I use it not to distract my mind,

not to gratify desire,

not to make my form impressive

or to make it beautiful.

But simply for the sustenance and continuance of this body

And to fulfill the practice of the holy life.

With this attitude in mind,

I will allay hunger without overeating

So that I may continue to live

blamelessly and at ease”

What I did was the complete opposite – I ate to gratify my desire, and for that very reason, it distracted my mind. Hence I experienced the aftereffect: I was not at ease. Excess of food in the body causes it to be heavy and drowsiness comes easy. What’s worse is the effect of such action to the mind: As I let greed ruled the mind, it often completely took over. The mind laden with greed is gross and not at ease. It behaves like a crazy person. The more one feeds the fire of greed, the more it burns. The more one gratifies one’s desires, the thirstier one is.

Now in this retreat I tried doing something different. I ate in moderation – in the amount and variety. I didn’t want to go after the food. My purpose of coming here was to train the heart and that requires a great amount of mindfulness. I didn’t want to do anything that hinders or goes against the way of the practice. I made the determination (aditthana) not to eat my fill, but to take around 80% of my bodily need. That should be enough to sustain me, as Ajaan Maha Boowa (a Thai Forest Tradition Monk, believed to be Arahant) sometimes even take much less and consumes only one meal a day, whereas I consumed two. As soon as I was about to fill full, I let go of the food, whatever that is, even if that was my favorite food. After I let go, I no longer thought about the food at all. I simply walked away to clean my dishes. Practicing in this way, the heart was very cooling as I didn’t give in to the greed. Hence, for the whole period of 10 days, I was able to feel completely at ease even when eating. It is only now that I act in accordance to the food reflection. And for that, I was rewarded with a sense of ease in the heart. It was not difficult at all. The sense of ease that comes from eating in moderation gives rise to a cooling heart, and that in turn encouraged me to continue on practicing in this way.

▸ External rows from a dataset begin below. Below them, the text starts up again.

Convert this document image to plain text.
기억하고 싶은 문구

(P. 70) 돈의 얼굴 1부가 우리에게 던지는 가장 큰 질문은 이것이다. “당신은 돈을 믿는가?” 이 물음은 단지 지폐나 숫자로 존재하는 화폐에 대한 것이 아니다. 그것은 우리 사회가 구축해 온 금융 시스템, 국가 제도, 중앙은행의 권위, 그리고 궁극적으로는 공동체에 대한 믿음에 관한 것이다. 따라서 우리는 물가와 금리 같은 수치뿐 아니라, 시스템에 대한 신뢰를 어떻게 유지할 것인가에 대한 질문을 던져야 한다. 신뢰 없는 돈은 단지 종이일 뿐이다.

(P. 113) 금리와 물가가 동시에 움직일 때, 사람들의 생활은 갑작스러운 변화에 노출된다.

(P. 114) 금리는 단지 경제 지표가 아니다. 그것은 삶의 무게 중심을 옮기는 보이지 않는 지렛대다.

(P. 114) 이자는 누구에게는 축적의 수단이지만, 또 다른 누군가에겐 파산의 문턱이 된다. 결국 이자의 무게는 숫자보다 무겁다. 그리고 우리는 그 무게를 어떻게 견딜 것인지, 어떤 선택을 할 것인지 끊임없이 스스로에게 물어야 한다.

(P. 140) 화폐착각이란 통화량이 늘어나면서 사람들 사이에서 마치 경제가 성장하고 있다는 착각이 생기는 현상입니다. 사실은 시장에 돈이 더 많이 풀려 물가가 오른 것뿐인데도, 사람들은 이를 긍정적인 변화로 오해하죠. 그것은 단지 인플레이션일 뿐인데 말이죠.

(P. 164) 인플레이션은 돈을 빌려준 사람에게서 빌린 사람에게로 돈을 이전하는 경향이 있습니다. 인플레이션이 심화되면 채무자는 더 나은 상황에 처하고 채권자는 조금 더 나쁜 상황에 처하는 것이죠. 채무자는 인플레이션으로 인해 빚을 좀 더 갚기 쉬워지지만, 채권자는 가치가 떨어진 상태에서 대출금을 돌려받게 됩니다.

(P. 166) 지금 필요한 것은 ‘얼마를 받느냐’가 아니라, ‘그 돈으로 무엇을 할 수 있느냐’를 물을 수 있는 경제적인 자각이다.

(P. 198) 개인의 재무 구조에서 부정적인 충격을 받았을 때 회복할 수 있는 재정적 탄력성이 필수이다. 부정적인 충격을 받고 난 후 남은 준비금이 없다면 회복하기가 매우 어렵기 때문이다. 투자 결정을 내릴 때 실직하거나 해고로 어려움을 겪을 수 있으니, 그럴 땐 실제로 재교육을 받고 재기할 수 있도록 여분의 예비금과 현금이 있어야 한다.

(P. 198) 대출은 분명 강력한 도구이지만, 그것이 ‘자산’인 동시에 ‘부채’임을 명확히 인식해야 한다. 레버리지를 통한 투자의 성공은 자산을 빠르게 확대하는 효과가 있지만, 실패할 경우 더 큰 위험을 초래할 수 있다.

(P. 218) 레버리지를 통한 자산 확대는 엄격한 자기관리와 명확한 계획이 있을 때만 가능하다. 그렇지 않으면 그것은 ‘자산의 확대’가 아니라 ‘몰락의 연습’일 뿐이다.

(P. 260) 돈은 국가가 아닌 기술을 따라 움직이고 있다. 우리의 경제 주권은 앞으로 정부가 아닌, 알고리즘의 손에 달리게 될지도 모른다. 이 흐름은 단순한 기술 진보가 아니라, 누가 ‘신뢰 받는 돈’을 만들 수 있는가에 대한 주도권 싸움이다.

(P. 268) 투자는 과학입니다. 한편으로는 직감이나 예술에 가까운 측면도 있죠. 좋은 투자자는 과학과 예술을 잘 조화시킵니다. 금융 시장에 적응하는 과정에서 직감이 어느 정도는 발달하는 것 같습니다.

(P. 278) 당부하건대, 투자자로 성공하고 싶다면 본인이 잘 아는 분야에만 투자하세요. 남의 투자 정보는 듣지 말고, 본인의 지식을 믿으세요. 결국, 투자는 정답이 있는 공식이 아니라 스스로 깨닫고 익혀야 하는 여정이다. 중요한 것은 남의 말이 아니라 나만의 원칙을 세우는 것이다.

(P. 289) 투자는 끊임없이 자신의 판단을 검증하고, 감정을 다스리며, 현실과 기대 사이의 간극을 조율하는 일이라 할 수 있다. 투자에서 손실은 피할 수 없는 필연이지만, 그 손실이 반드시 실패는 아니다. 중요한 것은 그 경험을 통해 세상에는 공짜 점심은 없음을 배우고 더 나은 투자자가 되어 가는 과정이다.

And how much good that does to the practice! The practice goes along the line of non-greed, non-hatred, non-delusion. When we act in ways that give rise to greed, hatred and delusion, we are actually going against the stream of practice. As a result, the practice cannot go smoothly. This practice of moderation in food also aids in supporting mindfulness.

Mindfulness

In the retreat setting, it is not too difficult to be mindful most of the time as there are many supporting factors: The presence of a good teacher with constant reminder of the practice, the presence of fellow yogis who are striving together, the quiet environment, the good food and enough time to rest. As a rule there is a lag of mindfulness and this happened often. But the period of mindfulness is long enough for us to know how mindfulness feels like, and that, put in juxtaposition with the unmindfulness which is the more common mode of our normal living, allows us insight into the stark difference between mindfulness and unmindfulness. Being unmindful is like being a crazy person. One doesn’t really know what one is doing. One simply rushes about doing this and that, without clear comprehension and presence of mind in what one is really doing. For common run-of-the-mill people, period of unmindfulness is so much longer with possibly no moment of mindfulness that it feels normal to be crazy like that. It feels normal because it is the state of mind most of the time, with nothing to inform the mind what ‘sane’ is like.